There is my eldest brother, the one who disappeared to Calgary a few years back when I was around eight years old, and never came back. He holds a close resemblance to what Dad would've looked like, which I'm sure freaks the old man out. He looks at me now and then with some sort of weary fear as if seeing me walking there with my short shorts and tank top is too much for him. At times, he'd shake his head and say, "Eighteen. Seriously?" like repeating the phrase enough times will convince him that this is the truth. This is reality. I'd only smile and look away shyly even though it kind of pisses me off, and Mom notices, so she'd ask if anyone wants a picture of the damn peonies again.

And there is his son, my nephew. A surprise to the family, though a good one, I guess. Anytime I look at him, I remember that phone call I got a few years back from Dad expressing how glad he was his son was even capable of bearing children.

He's named Jamal. Beautiful, just like the first time I set eyes on the picture Dad sent. He's six now, chatty, and already more sarcastic than I'll ever be. He holds onto a DS in one hand and a bottle of water in the other, not even taking in the scenery. Sometimes Mom would shake her head and say he isn't disciplined enough. Sometimes Dad would excuse himself to go to the bathroom, though I know it's just a cheap form of escape. And me, well, I notice the little things about him, like the way he pulls at his long lashes when he's bored or the sudden backwash he makes into the water bottle when he thinks his father isn't looking, doing this over, and over, and over again.
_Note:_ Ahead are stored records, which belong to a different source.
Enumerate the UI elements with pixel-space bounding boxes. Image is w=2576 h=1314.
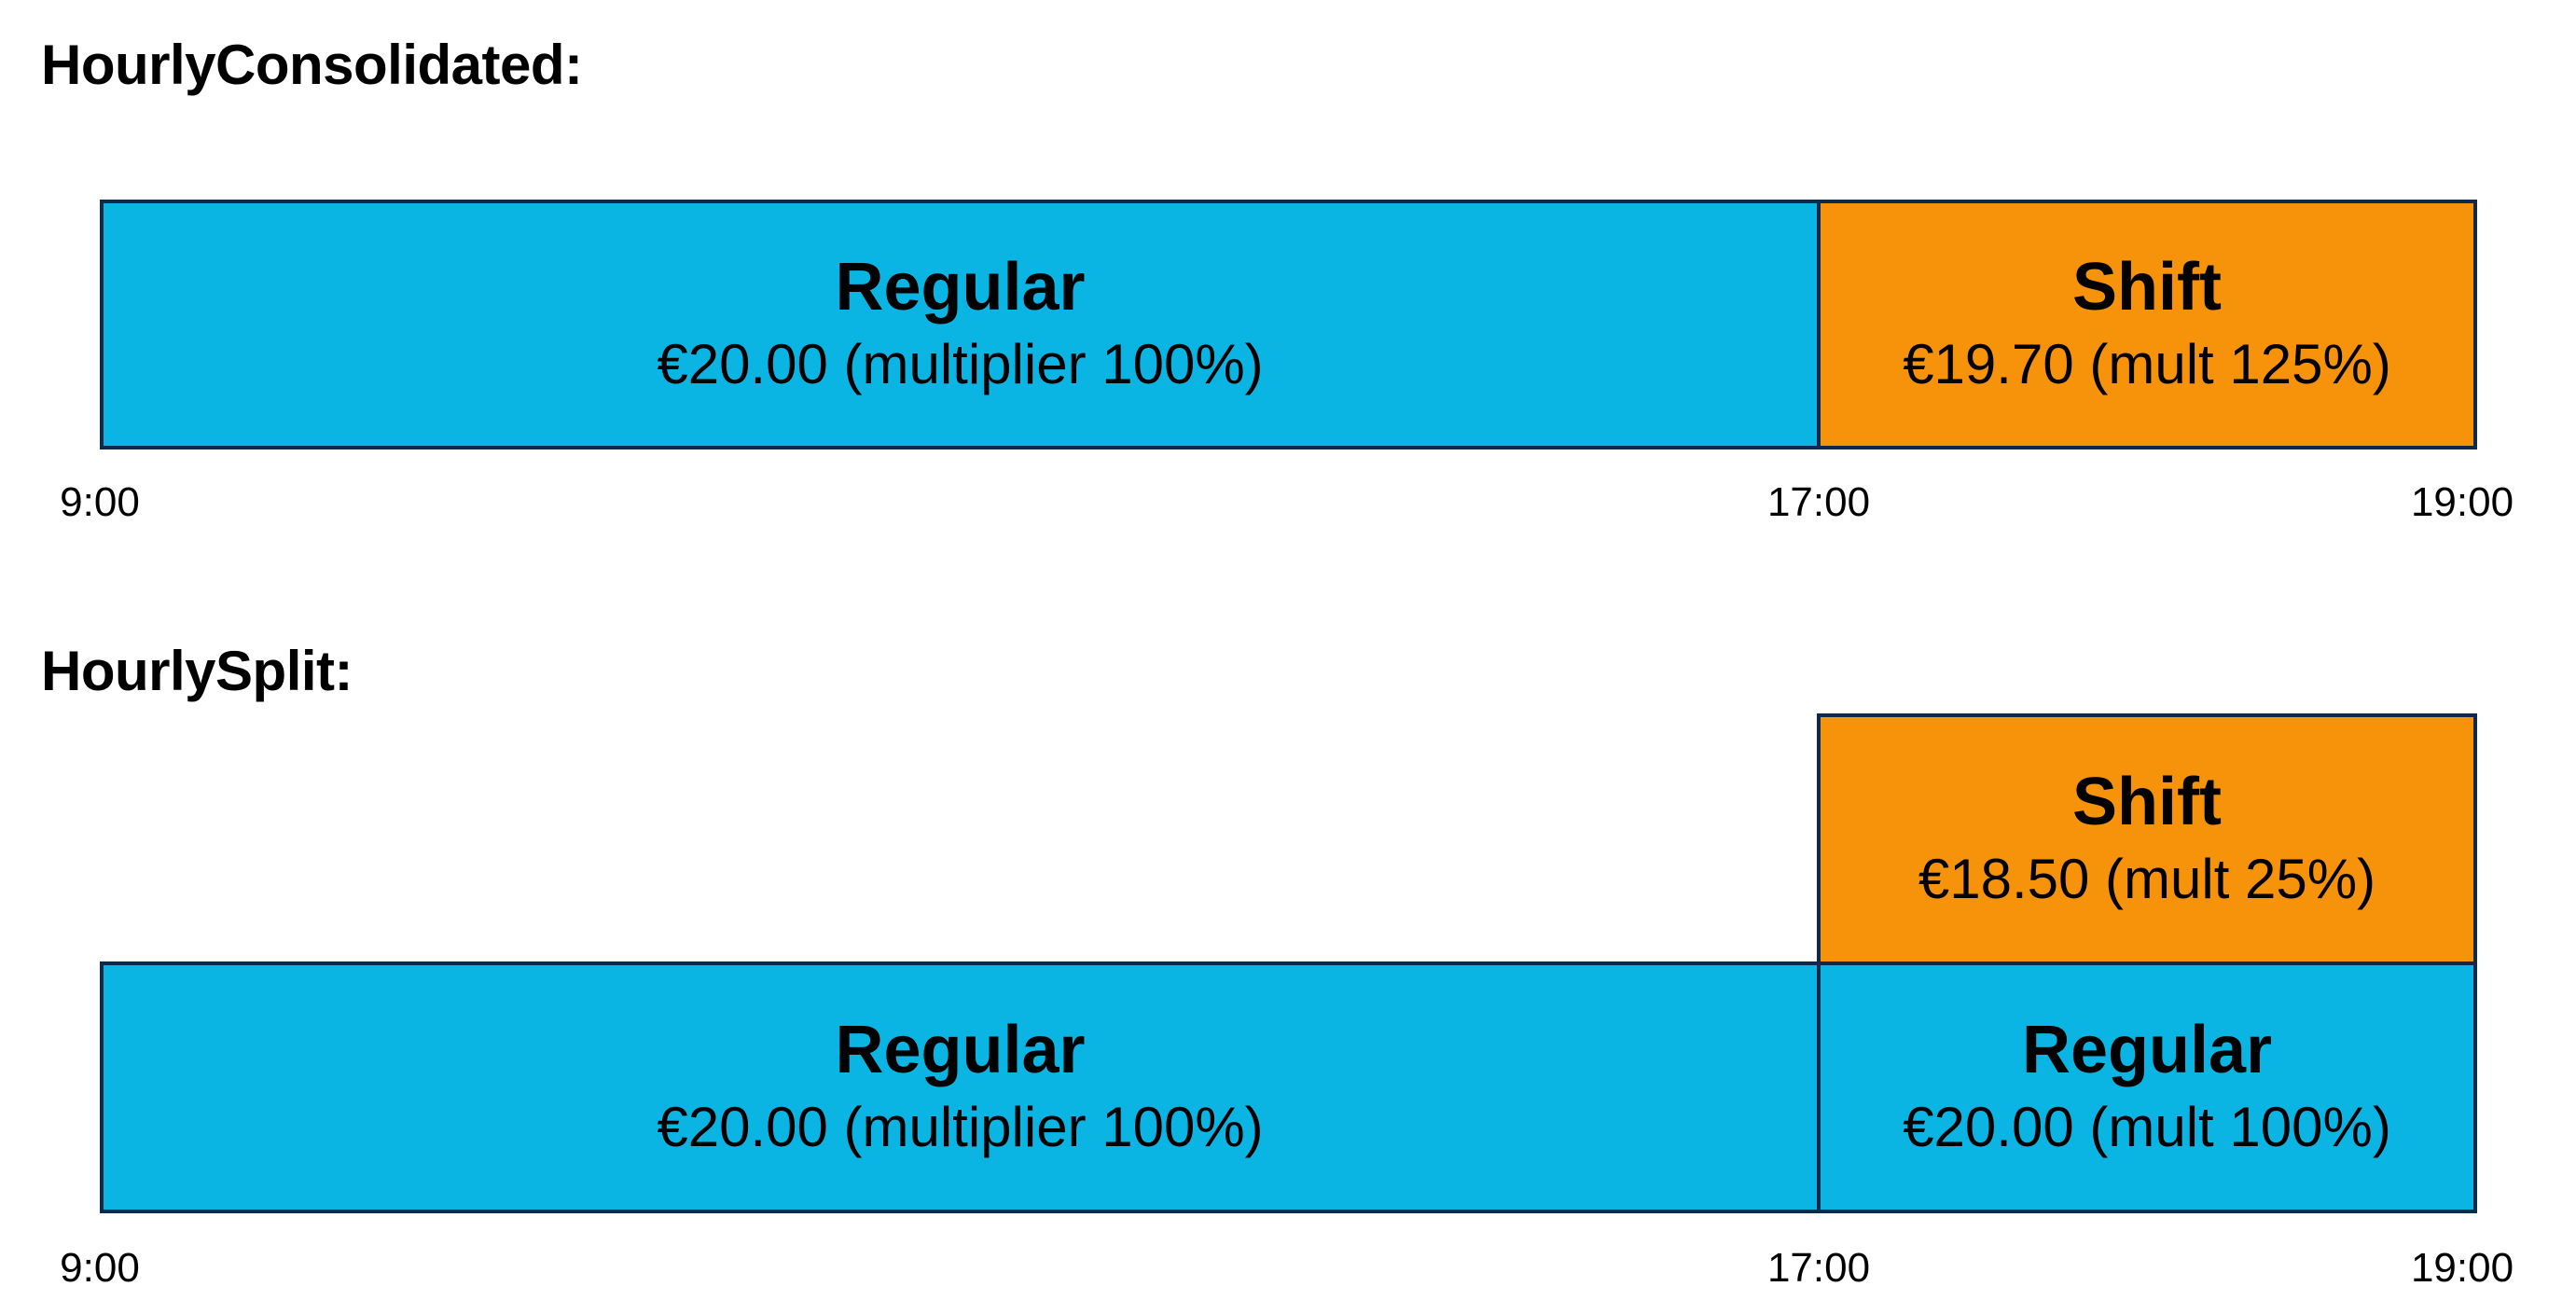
block-detail: €19.70 (mult 125%) bbox=[1903, 332, 2391, 395]
consolidated-regular-block: Regular €20.00 (multiplier 100%) bbox=[100, 200, 1821, 450]
block-detail: €20.00 (multiplier 100%) bbox=[657, 332, 1264, 395]
block-detail: €18.50 (mult 25%) bbox=[1918, 847, 2376, 910]
split-shift-block: Shift €18.50 (mult 25%) bbox=[1817, 713, 2477, 965]
split-regular-block-main: Regular €20.00 (multiplier 100%) bbox=[100, 961, 1821, 1213]
time-tick-end: 19:00 bbox=[2410, 1245, 2514, 1291]
time-tick-mid: 17:00 bbox=[1766, 1245, 1871, 1291]
block-name: Regular bbox=[2021, 1013, 2273, 1088]
time-tick-mid: 17:00 bbox=[1766, 479, 1871, 525]
time-tick-start: 9:00 bbox=[60, 479, 140, 525]
hourly-consolidated-title: HourlyConsolidated: bbox=[41, 34, 583, 96]
block-name: Regular bbox=[835, 250, 1086, 325]
split-regular-block-extra: Regular €20.00 (mult 100%) bbox=[1817, 961, 2477, 1213]
consolidated-shift-block: Shift €19.70 (mult 125%) bbox=[1817, 200, 2477, 450]
block-name: Regular bbox=[835, 1013, 1086, 1088]
block-detail: €20.00 (mult 100%) bbox=[1903, 1095, 2391, 1158]
block-detail: €20.00 (multiplier 100%) bbox=[657, 1095, 1264, 1158]
hourly-split-title: HourlySplit: bbox=[41, 640, 353, 702]
time-tick-end: 19:00 bbox=[2410, 479, 2514, 525]
block-name: Shift bbox=[2072, 765, 2222, 840]
time-tick-start: 9:00 bbox=[60, 1245, 140, 1291]
block-name: Shift bbox=[2072, 250, 2222, 325]
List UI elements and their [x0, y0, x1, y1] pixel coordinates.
He doesn't consider me his aunt. He said it himself. "Aunties are adults. You're not an adult," he says, and proceeds to go on and on about the middle-aged aunts he has back home in Alberta. He can wear a person out 'til they're thin, and my brother confirms this, though I still smile and laugh and play along because he's blood. They're all blood.

Soon enough, they'll depart for Calgary again, though this isn't a bitter loss. Maybe in another ten years, we'll be back in the same place again, down at the Niagara park, hoping the singing birds and the loud tourists would save us from small talk and overpriced water turning into ninety percent spit.